— Non posso accettare le vostre proposte; no, non posso proprio! — disse l’altro, guardando il bicchiere pieno che teneva alzato tra gli occhi suoi e la candela.
— Perché no, Haley? Tom supera in pregi ogni altro schiavo, né vi è somma che possa pagarlo; è fedele, onesto, pieno d’abilità; egli governa la mia fattoria come un orologio.
— Onesto come può esserlo un negro! — rispose Haley versandosi un bicchiere d’acquavite.
— Oh, no! V’assicuro che Tom è un servo buono, amorevole e religioso. Egli si fece cristiano quattro anni or sono, allorché passò di qui l’ultimo predicatore, ed io credo che lo diventasse davvero. D’allora in poi gli affidai tutto ciò che possiedo: denaro, casa, cavalli; gli concessi di percorrere il paese, e l’ho trovato sempre fedele e puntuale in ogni cosa.
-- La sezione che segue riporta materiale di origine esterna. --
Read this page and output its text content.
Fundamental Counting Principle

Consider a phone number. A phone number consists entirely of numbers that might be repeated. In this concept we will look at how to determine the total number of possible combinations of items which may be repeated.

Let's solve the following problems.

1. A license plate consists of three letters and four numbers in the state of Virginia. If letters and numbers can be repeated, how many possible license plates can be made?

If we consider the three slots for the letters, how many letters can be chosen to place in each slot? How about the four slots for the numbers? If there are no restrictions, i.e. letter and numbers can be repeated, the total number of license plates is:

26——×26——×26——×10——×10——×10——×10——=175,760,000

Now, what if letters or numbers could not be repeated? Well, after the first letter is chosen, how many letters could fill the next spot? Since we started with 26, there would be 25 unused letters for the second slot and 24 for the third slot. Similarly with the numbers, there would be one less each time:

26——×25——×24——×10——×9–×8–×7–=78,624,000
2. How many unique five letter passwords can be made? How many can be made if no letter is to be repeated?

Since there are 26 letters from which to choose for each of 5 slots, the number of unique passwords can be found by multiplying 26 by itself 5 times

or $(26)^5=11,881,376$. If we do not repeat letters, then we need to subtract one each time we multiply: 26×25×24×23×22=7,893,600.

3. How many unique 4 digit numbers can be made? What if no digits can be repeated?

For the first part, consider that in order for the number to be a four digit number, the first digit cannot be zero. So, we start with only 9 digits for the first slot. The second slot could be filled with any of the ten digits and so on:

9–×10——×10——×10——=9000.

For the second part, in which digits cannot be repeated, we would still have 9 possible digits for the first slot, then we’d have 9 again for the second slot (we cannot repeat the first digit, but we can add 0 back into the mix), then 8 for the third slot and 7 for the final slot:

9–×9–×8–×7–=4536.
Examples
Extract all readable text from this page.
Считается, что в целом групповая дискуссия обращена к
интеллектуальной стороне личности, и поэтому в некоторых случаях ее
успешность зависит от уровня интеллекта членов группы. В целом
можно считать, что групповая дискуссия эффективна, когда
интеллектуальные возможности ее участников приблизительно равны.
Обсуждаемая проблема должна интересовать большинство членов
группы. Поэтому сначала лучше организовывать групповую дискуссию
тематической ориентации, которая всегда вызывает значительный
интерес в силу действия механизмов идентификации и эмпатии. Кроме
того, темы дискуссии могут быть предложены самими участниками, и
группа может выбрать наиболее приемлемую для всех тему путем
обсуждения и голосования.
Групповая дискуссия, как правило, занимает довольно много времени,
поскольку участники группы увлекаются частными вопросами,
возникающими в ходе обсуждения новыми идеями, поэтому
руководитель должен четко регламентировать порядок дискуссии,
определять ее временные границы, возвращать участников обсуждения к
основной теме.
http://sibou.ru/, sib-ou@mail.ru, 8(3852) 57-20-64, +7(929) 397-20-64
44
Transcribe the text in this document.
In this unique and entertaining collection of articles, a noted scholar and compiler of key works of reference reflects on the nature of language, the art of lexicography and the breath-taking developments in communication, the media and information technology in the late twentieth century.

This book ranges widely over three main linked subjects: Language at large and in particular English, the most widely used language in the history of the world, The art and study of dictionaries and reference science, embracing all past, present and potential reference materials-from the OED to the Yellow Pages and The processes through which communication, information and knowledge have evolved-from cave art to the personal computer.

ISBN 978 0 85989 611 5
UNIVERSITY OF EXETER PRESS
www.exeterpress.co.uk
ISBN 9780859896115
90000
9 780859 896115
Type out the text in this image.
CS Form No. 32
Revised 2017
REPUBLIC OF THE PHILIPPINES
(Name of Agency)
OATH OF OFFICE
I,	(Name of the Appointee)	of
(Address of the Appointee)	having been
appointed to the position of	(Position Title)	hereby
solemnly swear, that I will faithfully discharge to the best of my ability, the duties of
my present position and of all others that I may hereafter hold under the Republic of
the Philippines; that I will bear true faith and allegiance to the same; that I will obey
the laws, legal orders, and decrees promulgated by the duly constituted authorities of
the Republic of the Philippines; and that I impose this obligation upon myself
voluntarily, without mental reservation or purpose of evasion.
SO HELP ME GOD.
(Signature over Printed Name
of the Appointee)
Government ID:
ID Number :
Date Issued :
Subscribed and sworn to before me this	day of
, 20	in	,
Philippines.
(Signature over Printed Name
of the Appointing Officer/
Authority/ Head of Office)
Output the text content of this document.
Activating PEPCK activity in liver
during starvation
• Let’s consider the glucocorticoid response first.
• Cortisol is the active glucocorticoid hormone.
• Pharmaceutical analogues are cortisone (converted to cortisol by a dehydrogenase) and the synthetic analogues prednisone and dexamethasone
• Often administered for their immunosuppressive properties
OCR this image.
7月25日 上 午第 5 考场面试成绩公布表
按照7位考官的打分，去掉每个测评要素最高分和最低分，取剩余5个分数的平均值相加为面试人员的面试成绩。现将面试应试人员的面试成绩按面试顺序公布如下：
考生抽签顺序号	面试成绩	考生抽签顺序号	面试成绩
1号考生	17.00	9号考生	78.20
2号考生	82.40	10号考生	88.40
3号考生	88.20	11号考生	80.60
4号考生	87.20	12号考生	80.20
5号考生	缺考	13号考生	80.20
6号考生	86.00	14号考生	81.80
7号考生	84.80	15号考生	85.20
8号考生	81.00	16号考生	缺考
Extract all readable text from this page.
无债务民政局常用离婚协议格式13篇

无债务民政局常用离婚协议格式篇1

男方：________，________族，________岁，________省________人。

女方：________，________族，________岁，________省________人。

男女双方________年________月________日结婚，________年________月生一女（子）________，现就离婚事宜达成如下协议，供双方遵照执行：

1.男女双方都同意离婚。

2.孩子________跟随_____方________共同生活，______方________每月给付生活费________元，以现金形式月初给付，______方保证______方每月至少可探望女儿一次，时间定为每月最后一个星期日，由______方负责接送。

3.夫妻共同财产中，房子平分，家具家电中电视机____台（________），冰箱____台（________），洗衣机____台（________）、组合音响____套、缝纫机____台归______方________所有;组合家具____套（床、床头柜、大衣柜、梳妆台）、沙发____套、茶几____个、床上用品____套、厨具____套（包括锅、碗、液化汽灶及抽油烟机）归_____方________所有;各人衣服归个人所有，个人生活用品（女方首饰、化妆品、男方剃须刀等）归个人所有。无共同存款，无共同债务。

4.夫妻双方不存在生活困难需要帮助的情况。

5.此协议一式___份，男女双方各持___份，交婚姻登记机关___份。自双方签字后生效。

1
— Molte persone non sanno persuadersi che i negri possano aver religione — disse Haley, levando la mano con un certo gesto di sincerità — per me, non son di questo parere. Io avevo uno schiavo, comprato l’anno scorso alla Nuova Orléans, tutto religione, e di una dolcezza veramente angelica. Lo comprai in un momento in cui il suo padrone si trovava nella necessità di venderlo, e ne ho ricavato seicento dollari di guadagno. In verità io considero la religione, quando essa è pura e senza miscuglio, come cosa eccellente in un negro.
— Tom — riprese Shelby — è appunto quale voi dite. L’autunno scorso, mandandolo solo a Cincinnati per dar sesto ad alcune mie faccende e riportarmi cinquecento dollari, gli dissi:
«— Tom, io mi fido di voi perché siete cristiano ed incapace d’ingannarmi: ho la certezza che tornerete.